The patient is sedatedand the balloon-magnet device is fed on a wire through the patient’s mouth. A magnet on the patient’s skin positions the balloon against the wall of the stomach. Doctors inflate the balloon with liquid so it shows up on the ultrasound and puncture it with a hollow needle inserted through the patient’s abdomen. They then feed a second guide wire through the needle and, using the first guide wire, pull the deflated balloon out through the patient’s mouth, while also dragging second guide wire up. The feeding tube is then attached to the second guide wire and pulleddown the patient’s throat and into position.
“We don’t have to use expensive X-ray equipment,” Cool said. “Generally, the cases have all gone well. We haven’t had any major complications related to the procedure. . . . I’m interested in seeing how we can adopt the technology here.”

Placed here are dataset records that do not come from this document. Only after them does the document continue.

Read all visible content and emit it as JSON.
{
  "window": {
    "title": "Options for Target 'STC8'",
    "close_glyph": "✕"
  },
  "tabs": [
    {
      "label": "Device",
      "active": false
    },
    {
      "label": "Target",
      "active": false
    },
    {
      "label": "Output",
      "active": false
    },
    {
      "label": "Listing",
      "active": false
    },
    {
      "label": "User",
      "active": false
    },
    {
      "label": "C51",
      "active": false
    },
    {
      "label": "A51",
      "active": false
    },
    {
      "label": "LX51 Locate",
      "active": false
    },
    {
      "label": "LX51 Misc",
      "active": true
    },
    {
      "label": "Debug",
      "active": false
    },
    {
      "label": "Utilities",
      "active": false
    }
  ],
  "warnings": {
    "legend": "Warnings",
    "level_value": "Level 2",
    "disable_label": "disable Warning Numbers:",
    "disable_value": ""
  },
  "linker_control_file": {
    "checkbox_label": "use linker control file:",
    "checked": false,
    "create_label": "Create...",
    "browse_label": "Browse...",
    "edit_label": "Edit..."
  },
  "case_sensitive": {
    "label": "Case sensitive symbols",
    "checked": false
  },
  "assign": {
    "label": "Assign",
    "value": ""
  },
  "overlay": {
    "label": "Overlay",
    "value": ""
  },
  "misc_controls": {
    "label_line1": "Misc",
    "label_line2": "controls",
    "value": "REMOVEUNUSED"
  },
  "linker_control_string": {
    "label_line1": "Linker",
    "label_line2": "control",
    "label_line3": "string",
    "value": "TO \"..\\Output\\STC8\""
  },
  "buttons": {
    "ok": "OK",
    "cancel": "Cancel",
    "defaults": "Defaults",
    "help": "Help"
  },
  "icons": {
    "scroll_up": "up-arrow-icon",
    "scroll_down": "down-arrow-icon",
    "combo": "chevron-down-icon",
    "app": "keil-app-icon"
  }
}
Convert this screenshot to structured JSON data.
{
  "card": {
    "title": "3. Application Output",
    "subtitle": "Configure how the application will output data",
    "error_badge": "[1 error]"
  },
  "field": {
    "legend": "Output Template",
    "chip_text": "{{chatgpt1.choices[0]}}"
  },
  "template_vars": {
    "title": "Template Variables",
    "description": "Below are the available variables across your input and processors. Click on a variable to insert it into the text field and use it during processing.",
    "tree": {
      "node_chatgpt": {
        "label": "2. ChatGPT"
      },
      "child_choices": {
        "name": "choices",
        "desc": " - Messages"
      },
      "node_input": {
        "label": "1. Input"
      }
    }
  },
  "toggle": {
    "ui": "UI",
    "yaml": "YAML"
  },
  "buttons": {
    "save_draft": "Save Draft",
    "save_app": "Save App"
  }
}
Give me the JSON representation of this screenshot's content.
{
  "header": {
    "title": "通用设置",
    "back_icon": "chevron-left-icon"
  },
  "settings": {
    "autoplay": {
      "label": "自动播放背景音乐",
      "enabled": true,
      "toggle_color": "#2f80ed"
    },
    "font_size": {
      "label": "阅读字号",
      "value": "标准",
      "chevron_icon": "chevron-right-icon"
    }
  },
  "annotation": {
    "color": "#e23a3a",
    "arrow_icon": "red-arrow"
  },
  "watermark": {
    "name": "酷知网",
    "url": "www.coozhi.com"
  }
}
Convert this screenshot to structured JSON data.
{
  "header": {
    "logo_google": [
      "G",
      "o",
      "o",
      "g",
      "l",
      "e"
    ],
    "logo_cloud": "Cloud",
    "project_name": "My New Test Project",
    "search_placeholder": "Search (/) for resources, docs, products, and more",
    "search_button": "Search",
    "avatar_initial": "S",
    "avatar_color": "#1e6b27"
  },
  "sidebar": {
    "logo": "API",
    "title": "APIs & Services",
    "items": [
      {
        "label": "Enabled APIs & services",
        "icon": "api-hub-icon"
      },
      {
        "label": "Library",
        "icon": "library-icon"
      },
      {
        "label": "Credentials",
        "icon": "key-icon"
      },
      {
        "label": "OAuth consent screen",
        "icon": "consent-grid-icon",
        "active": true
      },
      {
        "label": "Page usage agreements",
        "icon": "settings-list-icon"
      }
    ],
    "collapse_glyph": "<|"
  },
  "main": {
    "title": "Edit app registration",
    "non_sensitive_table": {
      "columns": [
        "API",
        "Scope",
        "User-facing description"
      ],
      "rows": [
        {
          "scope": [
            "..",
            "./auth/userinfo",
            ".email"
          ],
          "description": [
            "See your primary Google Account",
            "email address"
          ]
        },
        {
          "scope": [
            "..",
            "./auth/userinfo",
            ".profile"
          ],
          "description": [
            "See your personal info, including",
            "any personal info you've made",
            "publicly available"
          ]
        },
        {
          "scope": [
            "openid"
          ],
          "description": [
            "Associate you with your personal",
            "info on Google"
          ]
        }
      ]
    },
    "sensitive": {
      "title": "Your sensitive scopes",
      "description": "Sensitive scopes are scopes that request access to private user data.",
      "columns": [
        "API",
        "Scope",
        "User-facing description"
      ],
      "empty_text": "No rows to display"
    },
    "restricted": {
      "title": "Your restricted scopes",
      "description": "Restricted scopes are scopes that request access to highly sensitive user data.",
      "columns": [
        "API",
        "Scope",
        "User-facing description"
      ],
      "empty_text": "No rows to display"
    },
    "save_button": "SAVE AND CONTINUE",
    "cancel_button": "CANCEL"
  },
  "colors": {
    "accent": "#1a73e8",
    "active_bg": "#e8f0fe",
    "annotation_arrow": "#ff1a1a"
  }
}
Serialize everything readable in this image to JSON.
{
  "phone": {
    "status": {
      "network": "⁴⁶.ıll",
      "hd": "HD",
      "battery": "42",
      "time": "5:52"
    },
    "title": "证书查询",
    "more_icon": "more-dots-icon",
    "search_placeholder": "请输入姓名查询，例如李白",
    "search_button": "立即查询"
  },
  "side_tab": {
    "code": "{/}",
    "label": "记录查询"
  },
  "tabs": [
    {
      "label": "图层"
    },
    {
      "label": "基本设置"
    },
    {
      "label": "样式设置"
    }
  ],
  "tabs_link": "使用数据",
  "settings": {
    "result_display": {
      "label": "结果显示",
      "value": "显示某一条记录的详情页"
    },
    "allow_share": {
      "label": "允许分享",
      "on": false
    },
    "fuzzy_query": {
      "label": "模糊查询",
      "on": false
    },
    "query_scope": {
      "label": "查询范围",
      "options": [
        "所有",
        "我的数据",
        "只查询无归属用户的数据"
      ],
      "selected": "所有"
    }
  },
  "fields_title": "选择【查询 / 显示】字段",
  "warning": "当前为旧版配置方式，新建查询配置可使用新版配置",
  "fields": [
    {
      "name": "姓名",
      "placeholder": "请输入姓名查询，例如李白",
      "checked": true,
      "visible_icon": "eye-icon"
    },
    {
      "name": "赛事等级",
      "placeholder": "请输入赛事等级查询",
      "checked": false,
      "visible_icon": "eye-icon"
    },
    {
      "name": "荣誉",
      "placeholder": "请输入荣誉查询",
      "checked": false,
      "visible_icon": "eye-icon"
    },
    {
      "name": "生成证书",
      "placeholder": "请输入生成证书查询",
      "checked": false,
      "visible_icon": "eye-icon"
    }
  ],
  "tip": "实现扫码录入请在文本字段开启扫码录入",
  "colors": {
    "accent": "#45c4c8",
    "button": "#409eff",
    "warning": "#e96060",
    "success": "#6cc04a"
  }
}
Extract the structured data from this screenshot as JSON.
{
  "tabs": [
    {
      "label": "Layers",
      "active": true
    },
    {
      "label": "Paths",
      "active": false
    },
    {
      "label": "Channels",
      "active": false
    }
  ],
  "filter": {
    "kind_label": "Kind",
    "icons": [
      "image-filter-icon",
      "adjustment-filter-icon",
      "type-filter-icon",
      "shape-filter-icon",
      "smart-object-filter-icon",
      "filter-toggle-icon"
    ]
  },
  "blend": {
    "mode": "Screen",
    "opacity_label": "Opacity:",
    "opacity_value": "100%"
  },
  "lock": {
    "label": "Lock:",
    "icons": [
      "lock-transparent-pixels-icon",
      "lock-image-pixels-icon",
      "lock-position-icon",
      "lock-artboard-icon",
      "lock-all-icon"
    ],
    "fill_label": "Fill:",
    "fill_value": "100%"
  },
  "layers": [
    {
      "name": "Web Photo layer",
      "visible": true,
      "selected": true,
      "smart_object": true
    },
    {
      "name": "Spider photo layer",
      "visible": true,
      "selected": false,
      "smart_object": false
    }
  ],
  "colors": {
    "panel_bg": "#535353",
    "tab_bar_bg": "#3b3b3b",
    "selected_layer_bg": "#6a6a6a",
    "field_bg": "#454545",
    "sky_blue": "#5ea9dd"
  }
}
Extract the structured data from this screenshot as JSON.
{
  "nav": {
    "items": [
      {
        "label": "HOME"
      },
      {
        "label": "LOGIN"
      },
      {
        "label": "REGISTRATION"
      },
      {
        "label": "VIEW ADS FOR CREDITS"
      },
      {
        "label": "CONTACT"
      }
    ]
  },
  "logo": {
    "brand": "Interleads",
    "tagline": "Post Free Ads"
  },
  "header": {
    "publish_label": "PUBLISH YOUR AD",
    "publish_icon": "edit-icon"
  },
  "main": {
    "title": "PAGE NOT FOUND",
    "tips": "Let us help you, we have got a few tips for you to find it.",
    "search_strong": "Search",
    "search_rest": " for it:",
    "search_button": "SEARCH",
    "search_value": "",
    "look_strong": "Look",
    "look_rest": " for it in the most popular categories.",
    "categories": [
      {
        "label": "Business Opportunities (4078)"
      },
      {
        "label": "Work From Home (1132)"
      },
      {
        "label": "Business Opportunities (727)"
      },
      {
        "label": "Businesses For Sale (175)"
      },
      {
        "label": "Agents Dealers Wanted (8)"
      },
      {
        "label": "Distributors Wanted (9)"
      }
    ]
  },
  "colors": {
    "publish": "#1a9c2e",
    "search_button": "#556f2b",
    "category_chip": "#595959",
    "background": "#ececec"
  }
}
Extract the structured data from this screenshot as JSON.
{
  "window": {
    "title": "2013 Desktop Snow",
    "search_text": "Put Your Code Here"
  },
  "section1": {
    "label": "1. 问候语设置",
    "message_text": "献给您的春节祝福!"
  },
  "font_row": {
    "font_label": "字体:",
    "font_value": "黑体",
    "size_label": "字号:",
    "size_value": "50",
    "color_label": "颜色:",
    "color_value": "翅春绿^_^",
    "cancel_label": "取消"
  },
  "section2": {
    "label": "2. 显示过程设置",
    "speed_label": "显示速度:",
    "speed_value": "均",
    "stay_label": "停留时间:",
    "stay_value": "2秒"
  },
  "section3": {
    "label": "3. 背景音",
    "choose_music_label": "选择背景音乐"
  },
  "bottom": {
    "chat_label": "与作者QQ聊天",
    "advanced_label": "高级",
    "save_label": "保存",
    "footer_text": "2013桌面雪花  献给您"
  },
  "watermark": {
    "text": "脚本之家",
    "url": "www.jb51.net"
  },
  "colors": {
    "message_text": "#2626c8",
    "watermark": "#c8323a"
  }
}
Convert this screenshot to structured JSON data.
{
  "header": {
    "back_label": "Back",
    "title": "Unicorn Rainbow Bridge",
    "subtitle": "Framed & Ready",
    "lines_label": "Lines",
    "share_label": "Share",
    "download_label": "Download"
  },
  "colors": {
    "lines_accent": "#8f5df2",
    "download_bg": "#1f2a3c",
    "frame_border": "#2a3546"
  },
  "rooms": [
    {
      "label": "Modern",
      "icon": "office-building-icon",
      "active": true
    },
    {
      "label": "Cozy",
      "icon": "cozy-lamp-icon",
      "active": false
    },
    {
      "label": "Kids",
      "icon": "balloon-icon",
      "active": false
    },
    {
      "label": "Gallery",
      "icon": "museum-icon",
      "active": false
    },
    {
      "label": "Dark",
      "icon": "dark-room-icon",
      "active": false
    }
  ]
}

Cool said the new method could be especially beneficial for medically fragile patients.
“What drew me to it, in particular, was the ability to do the procedure outside our suites,” Cool said. “Patients who need feeding tubes, some of them are really sick and in the intensive care unit. This procedure can actually be done at their bedside. We’ve actually done three patients that were in the ICU. . . . They don’t have to be transported to our department.”
The London Health Sciences Centre team first used the new procedure on a patient in October 2018 and has since placed feeding tubes in 18 patients using the PUMA-G device. They’re seeking another seven to bring the clinical trial to 25 patients.
The research team has already submitted a paper to the Journal of Vascular and Interventional Radiology on the first five patients who underwent the new procedure, Cool said.
Sarnia resident Sonny McGlone was the first human patient in the world to have a feeding tube inserted using the PUMA-G method. He was undergoing radiation for head and neck cancer and was not able to swallow or eat.
“I didn’t realize at the time I was the first patient. They did say at the time it was a new procedure,” said McGlone, who is now cancer-free. “It went very well. It was life-saving for me. My throat was aching from the radiation. I couldn’t eat. . . . The tube worked well for me.”
The device is made by Baltimore-based medical company CoapTech. The company’s co-founder and chief medical officer Dr. Steven Tropello got the idea after seeing a patient in the emergency room who had pulled out their feeding tube.
The patient had to be admitted to the hospital. It took a couple days for an imaging suite to become available so the patient could get the feeding tube put back in.
“Everybody lost in that picture,” said CoapTech co-founder and chief executive Howard Carolan. “The patient lost because they had to spend days of their life in a hospital. . . . The hospital lost because the patient was taking up a hospital bed with a patient that could have been in and out the door if Dr. Tropello had the tools to deal with it on the front lines.”
CoapTech connected with London Health Sciences Centre when Cool stopped by their booth at the medical conference.
CoapTech is encouraged by how the PUMA-G device has worked in patients and is grateful for the team of London researchers who have led the charge.
“It was a really good feeling when we connected with the team at LHSC. There was a lot of good camaraderie in the aim of doing something new that could benefit patients we all care about,” Carolan said. “The team has been hard at work helping to refine and optimize this new method. . . . They’ve done so much good work.”